Lorre: No, both networks are very nervous about [the cards] in general, and they scrutinize them. I imagine both networks would prefer that they didn’t exist at all. But CBS has been patient and reluctantly trudged forward with these things. There’s no upside to them. They’re in the business of selling ad time, and making money, and vanity cards are not a profit source. But my whole argument has always been, if they bring in just one more viewer who might be curious, that’s got to be good for CBS.
MHTV: It is a smart investment – a random production company logo isn’t going to bring in anybody. So why not write something funny that might grab viewers?
Lorre: With DVRs, every second of television time is now available to you. Literally, every second can be frozen forever. So it’s changed the way time works in television. It’s made every second more valuable or more problematic – your choice.
MHTV: You have three shows on the air on CBS, bearing your name each week. Do you still get that thrill of authorship, seeing your name on this book?
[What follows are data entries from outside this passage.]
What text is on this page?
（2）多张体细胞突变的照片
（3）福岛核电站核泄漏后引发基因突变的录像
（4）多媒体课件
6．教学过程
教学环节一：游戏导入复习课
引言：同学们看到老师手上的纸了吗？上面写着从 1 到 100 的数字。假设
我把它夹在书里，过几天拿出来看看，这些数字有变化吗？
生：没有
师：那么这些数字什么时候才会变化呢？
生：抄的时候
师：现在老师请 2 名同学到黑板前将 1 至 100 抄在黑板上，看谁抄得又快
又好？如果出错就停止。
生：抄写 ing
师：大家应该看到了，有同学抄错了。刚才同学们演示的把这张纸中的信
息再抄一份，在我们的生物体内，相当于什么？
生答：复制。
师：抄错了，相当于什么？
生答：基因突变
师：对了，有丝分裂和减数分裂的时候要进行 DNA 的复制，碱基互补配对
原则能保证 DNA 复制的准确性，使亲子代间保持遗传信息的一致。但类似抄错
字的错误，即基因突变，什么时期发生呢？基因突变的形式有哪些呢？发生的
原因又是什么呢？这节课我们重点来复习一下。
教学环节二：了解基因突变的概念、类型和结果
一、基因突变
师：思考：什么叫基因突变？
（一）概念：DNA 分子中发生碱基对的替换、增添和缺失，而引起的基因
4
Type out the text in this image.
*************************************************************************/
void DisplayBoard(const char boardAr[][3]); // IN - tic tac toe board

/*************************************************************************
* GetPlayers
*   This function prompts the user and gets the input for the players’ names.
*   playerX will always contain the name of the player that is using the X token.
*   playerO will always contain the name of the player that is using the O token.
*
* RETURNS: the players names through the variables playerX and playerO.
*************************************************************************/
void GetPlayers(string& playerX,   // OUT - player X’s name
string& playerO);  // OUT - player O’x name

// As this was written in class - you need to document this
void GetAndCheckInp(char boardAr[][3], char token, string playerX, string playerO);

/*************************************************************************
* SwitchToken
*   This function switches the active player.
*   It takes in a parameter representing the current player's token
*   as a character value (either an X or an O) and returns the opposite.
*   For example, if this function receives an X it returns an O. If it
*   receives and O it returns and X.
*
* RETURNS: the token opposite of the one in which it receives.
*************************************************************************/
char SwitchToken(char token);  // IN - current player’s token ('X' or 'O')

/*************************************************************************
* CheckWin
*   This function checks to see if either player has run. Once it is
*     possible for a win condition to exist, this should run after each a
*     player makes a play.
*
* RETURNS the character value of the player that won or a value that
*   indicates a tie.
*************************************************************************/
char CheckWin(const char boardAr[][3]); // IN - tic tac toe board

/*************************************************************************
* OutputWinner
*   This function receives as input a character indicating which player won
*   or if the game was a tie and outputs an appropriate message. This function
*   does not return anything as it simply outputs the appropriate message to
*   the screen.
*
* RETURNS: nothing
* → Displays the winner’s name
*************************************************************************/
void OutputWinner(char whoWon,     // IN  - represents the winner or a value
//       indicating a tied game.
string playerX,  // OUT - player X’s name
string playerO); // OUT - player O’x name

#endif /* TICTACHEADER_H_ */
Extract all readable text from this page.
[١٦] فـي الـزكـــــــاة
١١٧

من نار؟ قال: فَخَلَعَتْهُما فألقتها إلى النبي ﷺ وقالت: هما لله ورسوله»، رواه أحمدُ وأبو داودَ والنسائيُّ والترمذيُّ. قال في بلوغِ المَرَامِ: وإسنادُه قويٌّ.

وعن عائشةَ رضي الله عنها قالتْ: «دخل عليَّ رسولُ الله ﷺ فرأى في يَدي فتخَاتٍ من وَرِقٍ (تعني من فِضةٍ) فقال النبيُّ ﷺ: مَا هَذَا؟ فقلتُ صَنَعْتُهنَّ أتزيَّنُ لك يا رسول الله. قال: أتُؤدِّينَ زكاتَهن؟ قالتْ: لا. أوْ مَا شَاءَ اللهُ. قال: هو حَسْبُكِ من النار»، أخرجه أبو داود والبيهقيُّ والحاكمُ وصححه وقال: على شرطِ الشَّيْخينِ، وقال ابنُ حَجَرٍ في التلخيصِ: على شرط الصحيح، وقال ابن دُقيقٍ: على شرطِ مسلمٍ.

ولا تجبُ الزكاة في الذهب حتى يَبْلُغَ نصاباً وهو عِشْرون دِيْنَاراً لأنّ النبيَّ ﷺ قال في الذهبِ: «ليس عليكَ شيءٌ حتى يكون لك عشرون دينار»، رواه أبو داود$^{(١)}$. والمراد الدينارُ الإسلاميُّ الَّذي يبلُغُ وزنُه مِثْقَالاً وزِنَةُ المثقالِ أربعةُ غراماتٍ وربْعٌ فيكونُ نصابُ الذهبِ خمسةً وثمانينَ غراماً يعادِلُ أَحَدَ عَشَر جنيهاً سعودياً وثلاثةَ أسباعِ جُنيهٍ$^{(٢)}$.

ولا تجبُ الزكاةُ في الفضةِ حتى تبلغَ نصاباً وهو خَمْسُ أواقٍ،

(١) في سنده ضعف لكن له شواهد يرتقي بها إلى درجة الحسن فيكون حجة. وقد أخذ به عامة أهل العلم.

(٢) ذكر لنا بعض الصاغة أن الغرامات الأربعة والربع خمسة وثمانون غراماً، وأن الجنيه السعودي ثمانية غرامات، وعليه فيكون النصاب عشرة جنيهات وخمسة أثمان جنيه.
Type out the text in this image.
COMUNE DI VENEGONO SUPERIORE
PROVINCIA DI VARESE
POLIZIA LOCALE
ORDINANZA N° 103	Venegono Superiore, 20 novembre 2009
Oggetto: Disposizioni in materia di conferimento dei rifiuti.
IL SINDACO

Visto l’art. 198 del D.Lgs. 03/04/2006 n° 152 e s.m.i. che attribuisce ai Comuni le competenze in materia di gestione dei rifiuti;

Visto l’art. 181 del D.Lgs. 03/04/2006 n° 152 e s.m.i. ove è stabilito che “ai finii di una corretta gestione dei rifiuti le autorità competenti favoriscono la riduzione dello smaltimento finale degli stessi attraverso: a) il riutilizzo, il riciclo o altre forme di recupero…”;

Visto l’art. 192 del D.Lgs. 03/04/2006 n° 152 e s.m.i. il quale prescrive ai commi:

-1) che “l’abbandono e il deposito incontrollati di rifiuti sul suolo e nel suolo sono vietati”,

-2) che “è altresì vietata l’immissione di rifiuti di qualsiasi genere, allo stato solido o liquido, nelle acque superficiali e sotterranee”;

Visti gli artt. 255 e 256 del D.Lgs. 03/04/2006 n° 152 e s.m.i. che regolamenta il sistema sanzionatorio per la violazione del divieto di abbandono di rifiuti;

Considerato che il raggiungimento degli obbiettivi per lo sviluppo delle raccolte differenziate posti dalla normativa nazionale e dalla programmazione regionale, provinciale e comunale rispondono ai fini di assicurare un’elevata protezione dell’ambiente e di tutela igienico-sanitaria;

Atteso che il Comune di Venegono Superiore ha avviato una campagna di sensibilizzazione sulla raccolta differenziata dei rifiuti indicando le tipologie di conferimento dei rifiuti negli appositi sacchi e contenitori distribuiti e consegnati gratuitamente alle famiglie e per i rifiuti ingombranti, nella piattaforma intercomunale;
Lorre: It’s really gratifying any time you make something up and it becomes a reality. On Big Bang Theory, Wolowitz went into space. To walk onto the stage, and see the Soyuz space capsule! Made of balsa wood, but it was still there. It was startling and immensely gratifying. There was a guy with hammers and nails making it real.
MHTV: And now there’s someone with a printing press making it real. Is it the same feeling?
Lorre: Very much so. It’s very gratifying. And the best news is, that it’s already written. The best part of writing is having written.
MHTV: Some of your more famous vanity cards over the years have mentioned conflicts with coworkers and costars. Are those in the book?
Lorre: They’re all there.
MHTV: So we can relive all kinds of sitcom history by this book, whether for good or for bad?
Lorre: That’s very wisely put. I wrote the cards at times in my life when that was the only way I knew how to articulate my feelings, my frustrations and my fears. My attempts at being funny sometimes fail. But there they are.